Tuesday, December 06, 2016

Corporatism and the Cheetoh Kleptocrat: Why the Carrier “Deal” is a Problem

Please Note: For obvious reasons, including my complete lack of respect for him, I have taken to calling president-elect Donald J. Trump the Cheetoh Kleptocrat (CK for short).  

The Cheetoh Kleptocrat’s promise to “make America great again” hinges on CK’s claim that he will both retain and renew manufacturing jobs in the United States.  Later this month, I’ll write about free markets and economic development, so we’ll hold off on CK’s claim that he will bring more manufacturing jobs to the economy.  Spoiler alert: it’s bullshit.

For today, let’s explore the ways in which government (also known as the state) can help to maintain manufacturing.  This is a timely topic in light of CK’s bragging that he made sure the Carrier Corporation kept 1000 jobs in Indiana.  I’m thinking about the deal and the whole premise of government and manufacturing cooperation.  In the world of political economy this is called corporatism, and it’s fascinating.

Warning: political discussion to follow.  You may wish to close up the browser and call it a day.  My feelings won’t be hurt.

Corporatism is the word political economy scholars use to describe an economic circumstance in which the state is involved with private industry, typically in a cooperative fashion with shared benefits for workers, the state, and private industry. It not particularly common in the United States, though it did sort-of happen under FDR in WWII (think of the Detroit automobile production conversion to war material).  In the modern context, it’s more than the National Labor Relations Board managing a contract dispute between labor and industry, though it’s related.  Corporatism is an enmeshing of private industry, the free market, and the state.  In the contemporary western political world (and that should be our comparison, the U.S. is a representative democracy), corporatism is most often a tool of Social Democratic states —— think Norway, Finland, Sweden, Denmark, even Germany at various points in the post-war order.  It can be an enormously successful method of responsible economic management to ensure economic growth combined with support for the needs of labor in a capitalist, free market economy.

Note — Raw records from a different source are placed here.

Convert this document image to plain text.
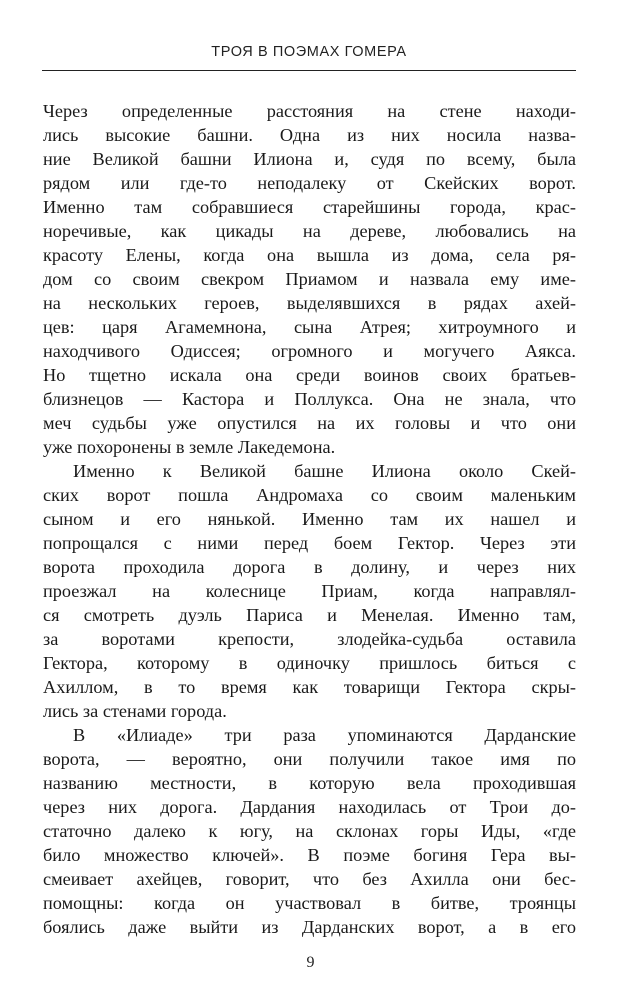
ТРОЯ В ПОЭМАХ ГОМЕРА
Через определенные расстояния на стене находи-
лись высокие башни. Одна из них носила назва-
ние Великой башни Илиона и, судя по всему, была
рядом или где-то неподалеку от Скейских ворот.
Именно там собравшиеся старейшины города, крас-
норечивые, как цикады на дереве, любовались на
красоту Елены, когда она вышла из дома, села ря-
дом со своим свекром Приамом и назвала ему име-
на нескольких героев, выделявшихся в рядах ахей-
цев: царя Агамемнона, сына Атрея; хитроумного и
находчивого Одиссея; огромного и могучего Аякса.
Но тщетно искала она среди воинов своих братьев-
близнецов — Кастора и Поллукса. Она не знала, что
меч судьбы уже опустился на их головы и что они
уже похоронены в земле Лакедемона.
Именно к Великой башне Илиона около Скей-
ских ворот пошла Андромаха со своим маленьким
сыном и его нянькой. Именно там их нашел и
попрощался с ними перед боем Гектор. Через эти
ворота проходила дорога в долину, и через них
проезжал на колеснице Приам, когда направлял-
ся смотреть дуэль Париса и Менелая. Именно там,
за воротами крепости, злодейка-судьба оставила
Гектора, которому в одиночку пришлось биться с
Ахиллом, в то время как товарищи Гектора скры-
лись за стенами города.
В «Илиаде» три раза упоминаются Дарданские
ворота, — вероятно, они получили такое имя по
названию местности, в которую вела проходившая
через них дорога. Дардания находилась от Трои до-
статочно далеко к югу, на склонах горы Иды, «где
било множество ключей». В поэме богиня Гера вы-
смеивает ахейцев, говорит, что без Ахилла они бес-
помощны: когда он участвовал в битве, троянцы
боялись даже выйти из Дарданских ворот, а в его
9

It can also be a tool of authoritarian power.  Corporatism was integral to Hitler’s Germany and to fascist Italy.  So the story here isn’t all cheerful and those facts make for a cautionary tale.

Traditionally, a corporatism model isn’t about one company in one place (the Carrier deal) but about support for an entire industry —— say automobile manufacturing.  Corporatism recognizes the free market need for profits, the labor market need for decent wages and good working conditions, and the government’s need for reasonable tax revenues.  It is always about shared benefits for all the parties.

In the United States, the auto-bailout of 2009 is an example of American-style corporatism, which tends to be modeled in a limited style, as was the auto bailout.  As a temporary solution to an immediate crisis,  it was a success.  The auto industry got some cash via government-sponsored loans, workers retained their decent-wage jobs, and the industry survived, prospered, and paid back the state.  But it was temporary by design.  Historically, the United States does not engage in corporatist policies.

That’s a shame: there is room for the government to work with industry and labor to structure economic incentives that benefit all three.  The corporatist model fundamentally seeks to preserve free market capitalism.  It creates a kinder, gentler, capitalism, with special focus on labor and wage standards.  It doesn’t shout about punishment for private corporations who export production in order to get lower labor costs.  Rather, it bypasses the private company motivation to do this by structuring incentives for corporations and labor to work cooperatively together within the domestic market.

That doesn’t mean that jobs don’t leave.  Low skill jobs are always at risk for export to nations where labor and production costs are lower.  That is a persistent effect of free market economies that cannot be erased.  Indeed, this sort of competition for labor and goods is exactly what is required for free market success.  But corporatist policies can seek to maintain manufacturing and industries within the framework of an advanced and developed economy.  That’s a good thing.

CK’s actions in Indiana were not about corporatism.   His announcement that he will  bully manufacturing employers into retaining jobs on a case-by-case basis (in the model of the Carrier deal) is not a developed and systematic plan to develop and maintain manufacturing jobs.   Carrier got $7 million dollars worth of tax breaks (and possibly more, the deal isn’t transparent) to retain 1000 jobs.  That’s an insanely good bargain for Carrier and an incentive for every manufacturer in the nation to threaten to take its jobs elsewhere.  It is a gross defiance of free market capitalism that incentivizes bad corporate behavior (what economists call a moral hazard).  

I’m not always a fan of capitalism, but its relationship to successful, stable, and thriving democracy is undeniable.  Capitalism can be made kinder, gentler, and more effective by thoughtful government-labor-industry partnerships.  Indeed, that should be our goal.  Something tells me that the CK is not the man for that job.